Primary liver cancer, sometimes called hepatocellular cancer or cholangiocarcinoma, is characterized by cancer that starts in cells of the liver and can spread, through blood and lymph vessels, to different parts of the body. Commonly, people with liver cancer already suffer from cirrhosis of the liver or viral hepatitis, both damaging diseases to the liver. The liver is the largest organ in the body and is responsible for over 500 functions, including the secretion of glucose, proteins, vitamins and fats, the production of bile, the processing of hemoglobin and the detoxification of numerous substances. The treatment of liver cancer depends on the size and specific stage (extent of disease in the body) of cancer. Although surgical removal of liver cancer is currently the only curative treatment option, only a small percentage of patients are treated because the majority of patients have cancer that has replaced too much of the liver or spread outside the liver to other parts of the body.
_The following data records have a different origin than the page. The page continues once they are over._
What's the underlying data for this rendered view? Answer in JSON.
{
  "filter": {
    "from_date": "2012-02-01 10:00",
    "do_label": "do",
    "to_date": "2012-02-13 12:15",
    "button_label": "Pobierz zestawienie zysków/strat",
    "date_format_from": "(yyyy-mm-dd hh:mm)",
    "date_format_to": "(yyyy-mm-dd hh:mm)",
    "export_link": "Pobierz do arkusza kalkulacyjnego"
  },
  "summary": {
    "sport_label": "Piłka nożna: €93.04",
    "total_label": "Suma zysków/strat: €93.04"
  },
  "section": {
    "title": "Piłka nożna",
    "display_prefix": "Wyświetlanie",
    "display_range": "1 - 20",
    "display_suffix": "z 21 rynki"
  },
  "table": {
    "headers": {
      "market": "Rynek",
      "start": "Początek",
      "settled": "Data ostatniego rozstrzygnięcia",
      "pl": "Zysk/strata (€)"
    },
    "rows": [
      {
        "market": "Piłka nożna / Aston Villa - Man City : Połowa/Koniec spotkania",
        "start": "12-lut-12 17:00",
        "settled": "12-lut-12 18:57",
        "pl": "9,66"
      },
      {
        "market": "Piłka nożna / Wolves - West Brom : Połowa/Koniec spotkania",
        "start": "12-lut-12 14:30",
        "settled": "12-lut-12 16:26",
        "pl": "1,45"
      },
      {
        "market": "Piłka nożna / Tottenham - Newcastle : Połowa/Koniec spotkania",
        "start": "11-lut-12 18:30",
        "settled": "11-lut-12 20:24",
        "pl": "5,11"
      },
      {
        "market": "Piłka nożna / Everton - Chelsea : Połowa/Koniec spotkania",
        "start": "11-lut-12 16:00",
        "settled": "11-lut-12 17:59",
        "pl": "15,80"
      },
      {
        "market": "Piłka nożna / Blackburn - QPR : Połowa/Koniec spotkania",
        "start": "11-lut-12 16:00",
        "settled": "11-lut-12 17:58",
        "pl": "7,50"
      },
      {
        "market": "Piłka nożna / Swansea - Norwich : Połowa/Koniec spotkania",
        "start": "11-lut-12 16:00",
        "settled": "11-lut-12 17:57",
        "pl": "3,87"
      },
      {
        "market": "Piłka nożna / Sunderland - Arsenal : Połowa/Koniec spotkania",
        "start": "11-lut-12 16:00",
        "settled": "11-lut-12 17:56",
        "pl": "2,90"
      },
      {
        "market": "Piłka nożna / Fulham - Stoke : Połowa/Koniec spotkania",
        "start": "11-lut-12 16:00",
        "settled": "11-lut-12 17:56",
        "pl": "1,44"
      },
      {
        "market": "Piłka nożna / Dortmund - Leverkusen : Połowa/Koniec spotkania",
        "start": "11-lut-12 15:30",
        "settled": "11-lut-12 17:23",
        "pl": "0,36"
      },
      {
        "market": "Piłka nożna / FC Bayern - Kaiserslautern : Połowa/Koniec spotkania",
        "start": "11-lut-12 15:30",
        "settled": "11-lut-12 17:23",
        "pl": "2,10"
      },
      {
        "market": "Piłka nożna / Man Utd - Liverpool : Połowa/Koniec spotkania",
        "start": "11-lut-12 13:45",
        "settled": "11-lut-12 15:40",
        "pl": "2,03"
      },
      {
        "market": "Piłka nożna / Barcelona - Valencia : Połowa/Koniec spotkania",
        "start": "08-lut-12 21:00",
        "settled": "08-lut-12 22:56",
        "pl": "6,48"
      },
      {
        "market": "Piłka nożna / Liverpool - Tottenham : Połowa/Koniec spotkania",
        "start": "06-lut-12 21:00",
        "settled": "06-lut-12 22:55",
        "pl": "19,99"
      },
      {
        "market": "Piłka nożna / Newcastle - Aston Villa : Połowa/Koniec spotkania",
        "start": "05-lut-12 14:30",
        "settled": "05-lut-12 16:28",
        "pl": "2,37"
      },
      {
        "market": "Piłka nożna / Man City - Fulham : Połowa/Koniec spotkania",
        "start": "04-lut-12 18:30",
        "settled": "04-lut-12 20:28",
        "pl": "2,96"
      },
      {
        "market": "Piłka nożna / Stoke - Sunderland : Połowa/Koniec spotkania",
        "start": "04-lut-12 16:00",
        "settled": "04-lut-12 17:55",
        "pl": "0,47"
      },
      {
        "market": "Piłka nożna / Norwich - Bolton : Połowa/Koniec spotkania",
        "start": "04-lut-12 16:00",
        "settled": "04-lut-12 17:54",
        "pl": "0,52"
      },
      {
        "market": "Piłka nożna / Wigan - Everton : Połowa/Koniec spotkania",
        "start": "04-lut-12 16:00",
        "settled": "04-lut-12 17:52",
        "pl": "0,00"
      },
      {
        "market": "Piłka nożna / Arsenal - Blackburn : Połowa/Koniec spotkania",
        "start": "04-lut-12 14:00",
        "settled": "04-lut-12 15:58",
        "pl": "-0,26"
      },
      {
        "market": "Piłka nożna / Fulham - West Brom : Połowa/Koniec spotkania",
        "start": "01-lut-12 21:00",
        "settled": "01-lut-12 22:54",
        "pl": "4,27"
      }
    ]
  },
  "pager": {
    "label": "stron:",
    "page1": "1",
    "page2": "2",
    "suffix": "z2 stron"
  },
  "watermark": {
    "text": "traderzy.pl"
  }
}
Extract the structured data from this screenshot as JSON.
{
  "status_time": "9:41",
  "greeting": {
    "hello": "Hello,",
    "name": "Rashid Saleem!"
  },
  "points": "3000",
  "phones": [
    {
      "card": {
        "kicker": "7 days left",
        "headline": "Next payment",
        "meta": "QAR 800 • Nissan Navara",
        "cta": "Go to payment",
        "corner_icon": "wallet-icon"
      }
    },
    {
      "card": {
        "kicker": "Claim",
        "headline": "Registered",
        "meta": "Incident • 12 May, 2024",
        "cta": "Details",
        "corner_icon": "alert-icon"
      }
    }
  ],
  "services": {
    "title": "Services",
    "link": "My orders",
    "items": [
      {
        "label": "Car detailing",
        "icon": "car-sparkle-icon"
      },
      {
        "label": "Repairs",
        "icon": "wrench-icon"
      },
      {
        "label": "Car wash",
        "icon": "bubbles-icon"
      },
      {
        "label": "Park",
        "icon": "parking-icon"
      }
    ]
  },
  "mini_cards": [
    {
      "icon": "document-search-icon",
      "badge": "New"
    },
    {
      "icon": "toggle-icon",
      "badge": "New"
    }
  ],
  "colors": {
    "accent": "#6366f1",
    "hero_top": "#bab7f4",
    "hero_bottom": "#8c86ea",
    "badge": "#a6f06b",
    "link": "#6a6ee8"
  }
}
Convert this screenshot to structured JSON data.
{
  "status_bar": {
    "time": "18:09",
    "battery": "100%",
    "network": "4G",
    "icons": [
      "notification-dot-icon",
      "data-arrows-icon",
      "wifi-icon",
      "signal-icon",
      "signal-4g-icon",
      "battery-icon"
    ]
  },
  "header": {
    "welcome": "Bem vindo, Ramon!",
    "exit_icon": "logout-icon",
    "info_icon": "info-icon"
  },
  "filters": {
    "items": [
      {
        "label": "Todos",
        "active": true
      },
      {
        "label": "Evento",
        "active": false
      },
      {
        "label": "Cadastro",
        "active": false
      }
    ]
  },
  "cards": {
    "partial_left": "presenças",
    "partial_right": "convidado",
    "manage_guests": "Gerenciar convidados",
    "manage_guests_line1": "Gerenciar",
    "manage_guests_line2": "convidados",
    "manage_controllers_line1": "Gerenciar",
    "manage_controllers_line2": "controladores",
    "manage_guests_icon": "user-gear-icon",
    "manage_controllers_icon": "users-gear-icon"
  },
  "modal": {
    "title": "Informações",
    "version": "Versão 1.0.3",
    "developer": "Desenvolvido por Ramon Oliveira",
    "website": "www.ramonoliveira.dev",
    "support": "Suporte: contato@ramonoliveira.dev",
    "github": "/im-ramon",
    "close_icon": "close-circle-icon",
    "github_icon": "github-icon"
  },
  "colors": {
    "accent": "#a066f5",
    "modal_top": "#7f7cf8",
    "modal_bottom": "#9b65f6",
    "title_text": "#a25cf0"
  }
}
New research, however, has indicated that patients with larger liver cancers may benefit from surgical resection and should be considered candidates for this treatment. Researchers from France evaluated and compared the outcome of two groups of patients with hepatocellular cancers treated with surgery. One group of patients had small liver cancers of two inches in diameter or less and the other group had large cancers greater than 3 inches in diameter. Approximately 10% of patients in both groups died from complications of surgery. However, survival without the return of cancer 5 years after treatment was 31% in the group of patients with the smaller cancers and 21% for patients with the larger cancers.
These findings suggest that the size of the cancer alone should not be used to exclude patients with large hepatocellular cancer for surgical resection as this treatment option may be associated with an improved long term survival rate for some patients. Persons with hepatocellular cancer should speak with their doctor about the risks and benefits of surgical resection or about participation in clinical trials utilizing other promising new therapies.